L’ex-élève mourait d’ennui loin de son Emmélie bien-aimée. Il devenait rêveur et fuyait les plaisirs bruyants et les réunions d’amis : il errait dans les champs solitaires, s’arrêtait sur le bord des ruisseaux, écoutait le frémissement des feuilles, et toujours il pensait à la blonde enfant. Il revint à Québec.

Picounoc arrive à la maison de sa mère, en sifflant un motif qu’il a appris dans les bois. Il aperçoit une bande d’enfants sales et criailleurs, qui jouent à la porte avec des petits chevaux de bois et des catins de linge.

— Diable ! pense-t-il, ma sœur est-elle mariée depuis quinze ans ? À qui tout ça ?… Ma mère a-t-elle convolé ?… La mère et la fille vont à qui mieux mieux ?…

Puis s’adressant au plus âgé des enfants :

— Ta mère est-elle en bonne santé ?

L’enfant sourit, penche la tête et ne répond point.

— Les chats t’ont-ils mangé la langue ? ajoute Picounoc.

— L’enfant se sauve en courant derrière la maison, et tous les autres le suivent en riant. Picounoc entre. Il se trouve en face d’une femme passablement âgée.

— Je me trompe de maison ! pense-t-il. Et il reste muet comme le petit garçon de tout à l’heure.

— Venez vous asseoir, monsieur, dit la femme en apportant une chaise.

— Merci ! madame, je ne veux pas être longtemps. Voulez-vous me dire qui demeure ici ?

— C’est Pierre Labrie, monsieur.

— Pierre Labrie… Je ne connais pas… Y a-t-il longtemps que vous habitez cette maison ?

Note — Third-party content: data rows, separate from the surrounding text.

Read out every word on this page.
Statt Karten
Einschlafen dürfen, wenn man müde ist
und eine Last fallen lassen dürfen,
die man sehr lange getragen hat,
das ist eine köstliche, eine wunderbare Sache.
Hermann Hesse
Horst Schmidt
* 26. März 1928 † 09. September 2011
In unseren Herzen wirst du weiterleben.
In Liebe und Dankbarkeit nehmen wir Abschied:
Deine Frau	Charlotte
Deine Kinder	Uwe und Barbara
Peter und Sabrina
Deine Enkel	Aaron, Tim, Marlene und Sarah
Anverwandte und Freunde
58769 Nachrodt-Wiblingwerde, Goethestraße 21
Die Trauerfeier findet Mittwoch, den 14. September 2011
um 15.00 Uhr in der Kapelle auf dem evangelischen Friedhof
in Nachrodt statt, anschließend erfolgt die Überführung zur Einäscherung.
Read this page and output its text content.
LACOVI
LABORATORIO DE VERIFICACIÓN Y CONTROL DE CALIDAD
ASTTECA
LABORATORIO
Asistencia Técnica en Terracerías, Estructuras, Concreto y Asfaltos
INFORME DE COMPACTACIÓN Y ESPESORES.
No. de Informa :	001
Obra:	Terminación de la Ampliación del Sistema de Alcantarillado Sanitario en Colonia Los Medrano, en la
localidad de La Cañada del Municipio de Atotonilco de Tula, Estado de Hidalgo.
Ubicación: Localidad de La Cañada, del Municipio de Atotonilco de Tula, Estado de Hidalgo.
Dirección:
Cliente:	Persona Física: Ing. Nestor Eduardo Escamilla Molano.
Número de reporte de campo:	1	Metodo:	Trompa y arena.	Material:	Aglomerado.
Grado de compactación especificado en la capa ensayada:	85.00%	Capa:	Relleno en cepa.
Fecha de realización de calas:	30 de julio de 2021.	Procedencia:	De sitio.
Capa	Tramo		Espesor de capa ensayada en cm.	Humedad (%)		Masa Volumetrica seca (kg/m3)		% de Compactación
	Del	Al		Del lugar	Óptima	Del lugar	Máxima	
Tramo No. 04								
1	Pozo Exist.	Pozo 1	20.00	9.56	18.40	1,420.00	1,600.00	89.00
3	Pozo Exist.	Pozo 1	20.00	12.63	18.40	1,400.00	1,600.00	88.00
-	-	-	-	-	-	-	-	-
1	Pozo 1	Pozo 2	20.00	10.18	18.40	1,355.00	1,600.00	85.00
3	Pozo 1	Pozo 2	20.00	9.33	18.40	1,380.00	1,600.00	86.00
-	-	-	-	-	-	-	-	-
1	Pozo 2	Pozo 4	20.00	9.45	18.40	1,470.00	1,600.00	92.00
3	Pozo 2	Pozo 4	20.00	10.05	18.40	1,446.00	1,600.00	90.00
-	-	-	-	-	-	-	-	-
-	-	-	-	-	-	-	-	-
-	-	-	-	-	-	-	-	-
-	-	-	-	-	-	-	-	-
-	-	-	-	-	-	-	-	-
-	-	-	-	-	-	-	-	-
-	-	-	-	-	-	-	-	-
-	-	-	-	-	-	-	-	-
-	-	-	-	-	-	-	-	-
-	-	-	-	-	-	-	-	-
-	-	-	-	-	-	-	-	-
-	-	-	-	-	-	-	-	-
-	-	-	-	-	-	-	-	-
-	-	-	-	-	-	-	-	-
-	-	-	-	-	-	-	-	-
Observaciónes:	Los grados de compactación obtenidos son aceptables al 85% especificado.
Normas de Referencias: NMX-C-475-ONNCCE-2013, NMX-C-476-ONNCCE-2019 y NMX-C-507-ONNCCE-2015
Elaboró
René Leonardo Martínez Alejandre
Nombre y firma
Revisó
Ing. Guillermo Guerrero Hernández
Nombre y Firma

— Non, mon mari l’a achetée d’une veuve, il n’y a pas plus d’un mois.

— Ah !… Et cette veuve, où est-elle maintenant ?

— Elle est montée à Québec avec sa fille, pour tenir maison de pension.

— À Québec ?… avec sa fille !… pour tenir maison de pension ?…

Et un nuage passe devant les yeux de Picounoc. Il balbutie : Cette veuve, c’est ma mère !

Et il s’assied. Il est affreusement pâle.

— Vous ne le saviez pas ? demande la femme.

— Il y a quinze ans que je suis parti de la maison, dit-il d’une voix saccadée.

— Dans quinze ans, continue la femme, il se passe bien des choses… si vous voyiez votre sœur Emmélie à cette heure, c’est ça qui est un beau brin de fille !… blanche comme la neige, des cheveux blonds comme de l’or, des yeux bleus comme le ciel, et faite, monsieur !… faite à ravir !… Tous les garçons de la paroisse en raffolaient.

Picounoc se lève. Il ne voit rien ; sa tête bourdonne : les idées confuses dansent dans son esprit, comme les gouttes de pluie dans une mare d’eau.

Quinze jours plus tard il arrivait tout à coup dans la braierie d’Asselin, à Lotbinière. Les terribles émotions qu’il avait ressenties s’étaient peu à peu calmées, son mauvais naturel avait reprit le dessus, et tout en éprouvant les morsures du remords, il affectait le calme et la gaité.